Directed by Beautie Masvaure Alt | Written by Wanisai Chigwendere | 97 min | at the Halifax Black Film Festival 2021, running through Sunday
The HBFF opening film is a Zimbabwean YA drama, telling the story of a 16-turning-17-year-old Shine (Wilmah Munemera). She more than bright, she’s quietly brilliant, with dreams of going to university to be an engineer. She lives with her ailing grandmother (Jesesi Mungoshi) and has a number of close friends, including Faro (Tadiwa Marowa), who’s just found out she’s pregnant, having been with a careless boy. She’s afraid to tell her judgemental mother. Another friend has been turning tricks, but in her heart is a business person.
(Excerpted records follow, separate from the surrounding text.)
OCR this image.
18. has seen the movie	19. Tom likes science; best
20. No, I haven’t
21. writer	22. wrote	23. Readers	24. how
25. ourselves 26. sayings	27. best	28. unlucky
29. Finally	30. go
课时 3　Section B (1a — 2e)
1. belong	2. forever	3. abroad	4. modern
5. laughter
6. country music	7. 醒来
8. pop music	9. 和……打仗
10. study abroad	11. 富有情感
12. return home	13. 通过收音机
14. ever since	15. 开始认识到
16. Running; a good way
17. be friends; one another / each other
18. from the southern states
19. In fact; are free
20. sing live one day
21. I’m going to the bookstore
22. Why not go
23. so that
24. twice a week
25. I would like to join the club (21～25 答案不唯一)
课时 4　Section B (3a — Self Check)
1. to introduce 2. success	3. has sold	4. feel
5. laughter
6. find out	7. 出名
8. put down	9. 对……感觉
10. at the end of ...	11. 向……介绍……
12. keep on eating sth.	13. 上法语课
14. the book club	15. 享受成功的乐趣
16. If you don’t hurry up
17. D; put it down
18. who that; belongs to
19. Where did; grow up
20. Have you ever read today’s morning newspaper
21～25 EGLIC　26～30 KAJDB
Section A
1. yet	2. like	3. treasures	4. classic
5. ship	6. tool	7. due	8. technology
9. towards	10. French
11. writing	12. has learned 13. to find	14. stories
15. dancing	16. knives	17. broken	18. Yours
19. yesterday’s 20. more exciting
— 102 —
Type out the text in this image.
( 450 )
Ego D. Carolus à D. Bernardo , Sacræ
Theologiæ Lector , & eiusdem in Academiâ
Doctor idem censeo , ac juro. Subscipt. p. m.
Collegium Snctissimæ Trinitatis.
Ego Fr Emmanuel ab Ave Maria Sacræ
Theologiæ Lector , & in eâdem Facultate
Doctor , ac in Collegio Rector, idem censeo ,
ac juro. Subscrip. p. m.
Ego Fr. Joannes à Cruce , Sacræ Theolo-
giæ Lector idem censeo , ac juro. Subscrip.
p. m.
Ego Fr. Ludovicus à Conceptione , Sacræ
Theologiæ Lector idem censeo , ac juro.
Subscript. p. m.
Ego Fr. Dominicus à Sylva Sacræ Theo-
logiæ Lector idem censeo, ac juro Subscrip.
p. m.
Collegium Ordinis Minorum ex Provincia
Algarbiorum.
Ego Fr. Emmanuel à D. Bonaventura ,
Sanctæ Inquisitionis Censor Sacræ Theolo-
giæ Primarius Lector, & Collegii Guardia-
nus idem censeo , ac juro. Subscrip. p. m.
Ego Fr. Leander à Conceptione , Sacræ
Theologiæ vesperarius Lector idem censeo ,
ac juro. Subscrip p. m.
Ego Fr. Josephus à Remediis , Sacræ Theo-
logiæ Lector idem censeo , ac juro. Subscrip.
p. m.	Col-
The drama here is straightforward, even predictable, which is what you’d expect from a TV movie partly funded by the US Agency for International Development (USAID) in Zimbabwe with an educational mandate. The narrative’s intent is to empower adolescent girls and young women in Sub-Saharan Africa by telling a tale of self-sufficiency and resilience. It’s freighted with didactic purpose: believe in yourself, be honest and hardworking, and you too can find your dreams coming true, even in the ugly shadow of the patriarchy.
Masvaure Alt’s film leaves room for real darkness and violence — the third act goes to a place that may surprise, as Shine spends more time with an older benefactor, her uncle, but finds his intentions may not be entirely philanthropic.
What’s most impressive here isn’t so much the meat and potatoes storytelling, which is fine, it’s the care with which the film is lensed, by cinematographer Tom Marais. The actors are never less than gorgeously lit, with colours unifying in every shot, especially the exterior daytime scenes.
And while it’s hard not to recognize the simple mission in this narrative, the cast is winning. There’s plenty of dramatic involvement in taking time with these characters as they learn valuable lessons, frequently the hard way.